Pese a estar curtidos en mil batallas, Hernán Cortés y sus 350 hombres no estaban preparados para lo que les esperaba en la grandiosa Tenochtitlán, la capital del Imperio azteca, el 8 de noviembre de 1519. Nadie procedente de más allá del océano lo habría estado. Allí, en los templos gemelos de Huitzilopochtli (dios del Sol y de la guerra) y Tláloc (dios de la lluvia y la fertilidad), situados en la cumbre del teocali, la pirámide más alta de la ciudad, los sacerdotes aztecas realizaban entre 15.000 y 250.000 sacrificios humanos anuales, la mayor parte de prisioneros de guerra que después eran cocinados y devorados.
Cuatro sacerdotes sujetaban a la víctima, extendida boca arriba sobre el altar de piedra, mientras un quinto le abría el pecho con un cuchillo de obsidiana y le arrancaba el corazón.
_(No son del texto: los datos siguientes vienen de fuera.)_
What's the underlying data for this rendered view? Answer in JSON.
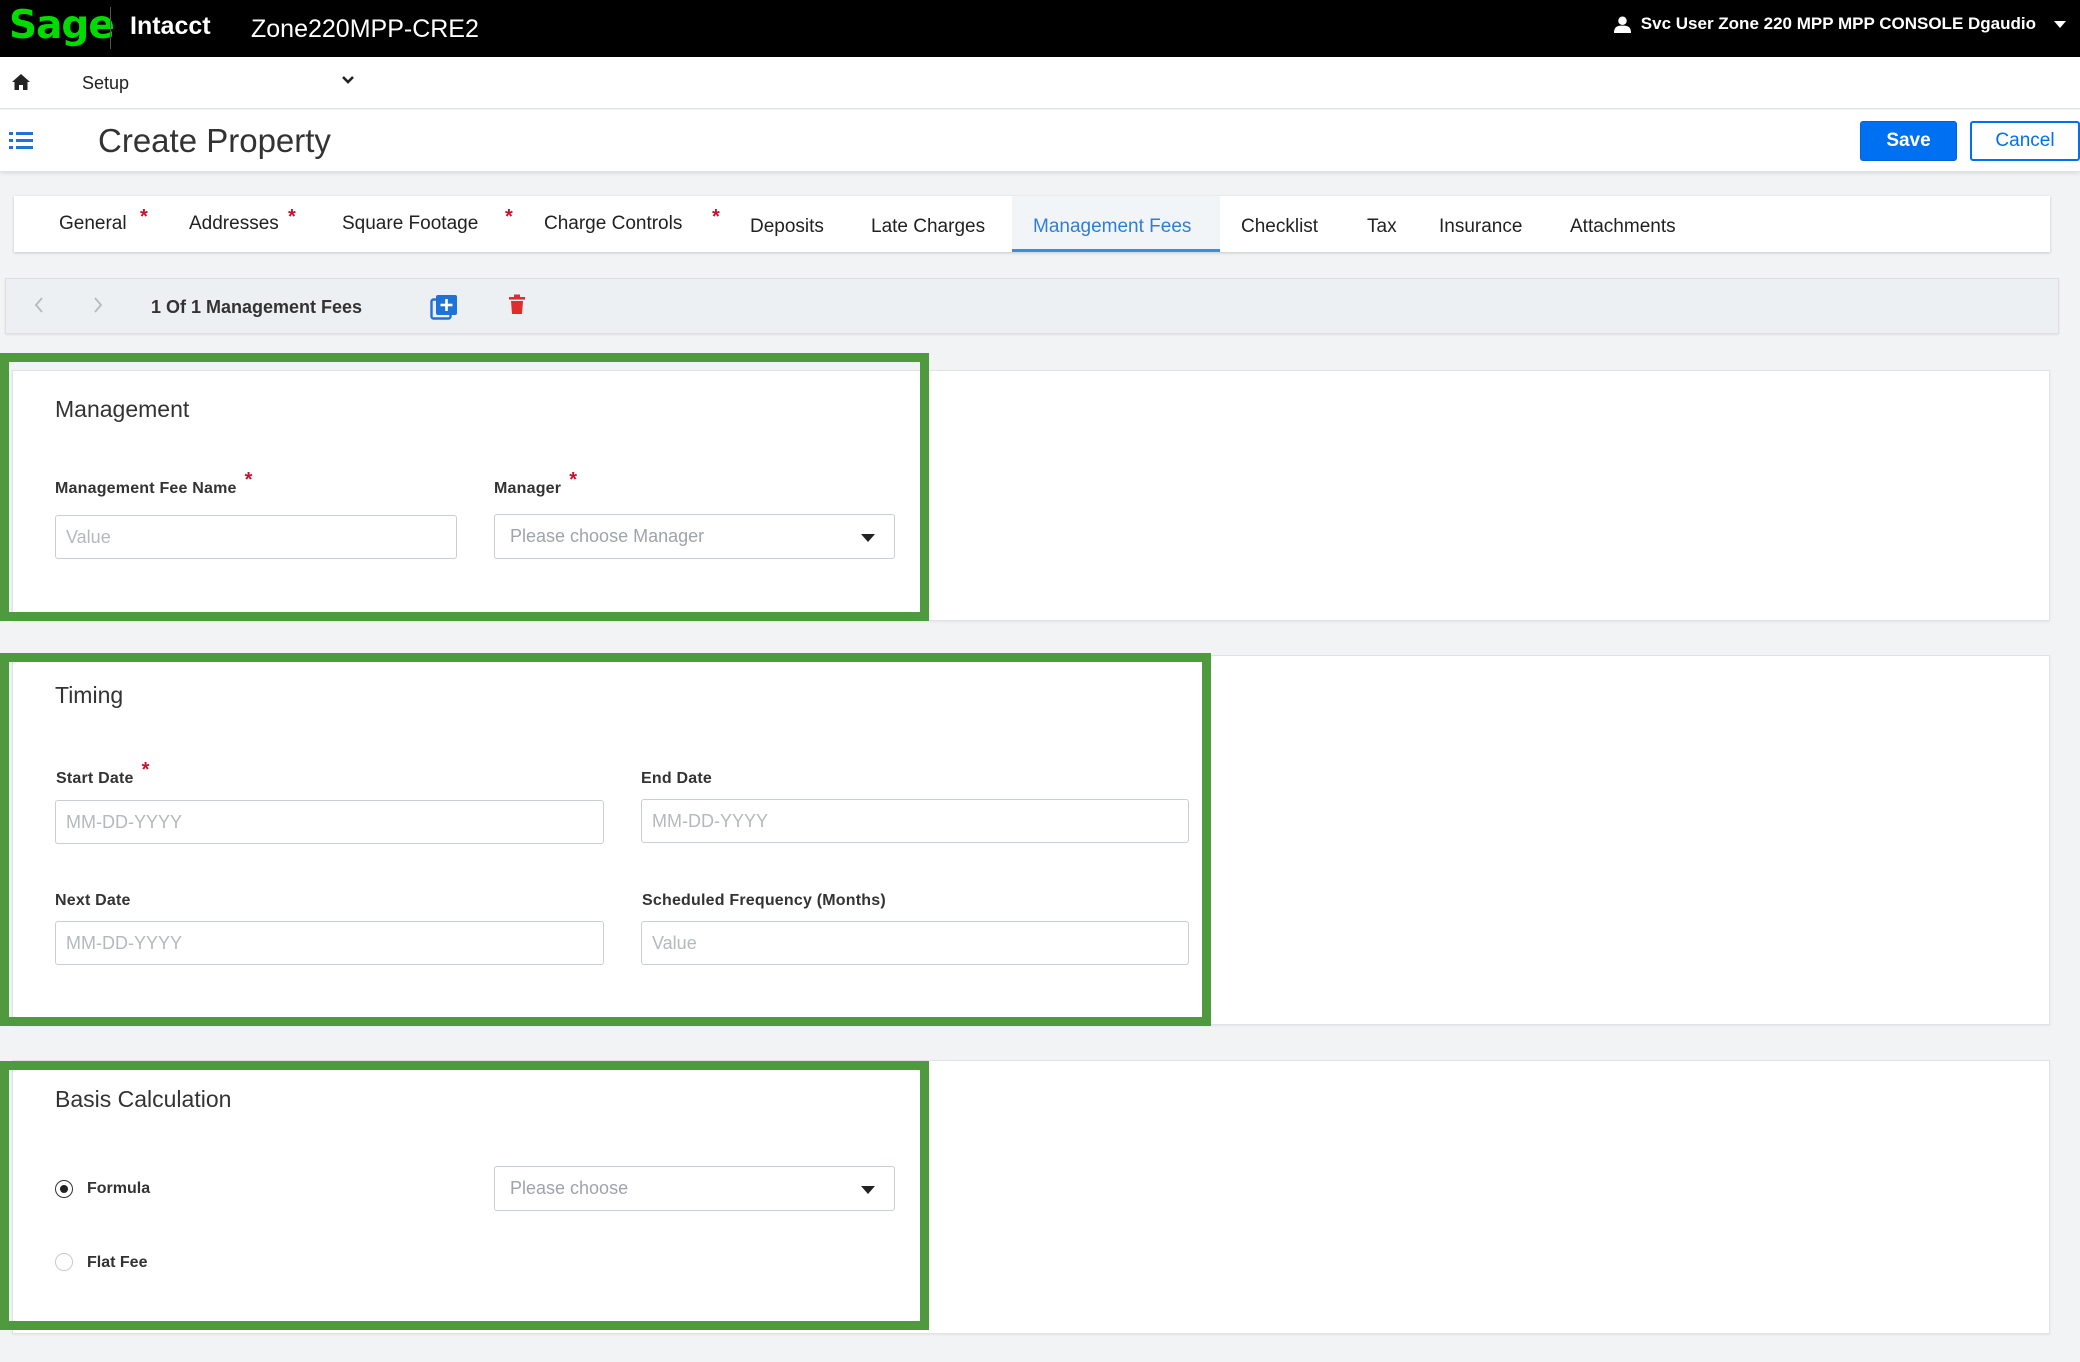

Después, era ofrecido a los dioses y depositado en el cuauhxicalli (vaso del águila), delante del altar. Fray Bernardino de Sahagún, en su Historia general de las cosas de la Nueva España da una detallada descripción de lo que ocurría después: «Después de haberles arrancado el corazón y vertido la sangre en un recipiente de calabaza, que recibía el amo del hombre asesinado, se comenzaba a hacer rodar el cuerpo por los escalones de la pirámide. Terminaba por detenerse en una pequeña plaza situada debajo. Allí, algunos ancianos, a los que llamaban cuacuacuiltin, se apoderaban de él y lo llevaban hasta casas que llamaban calpulli, donde lo desmembraban y lo dividían a fin de comerlos…»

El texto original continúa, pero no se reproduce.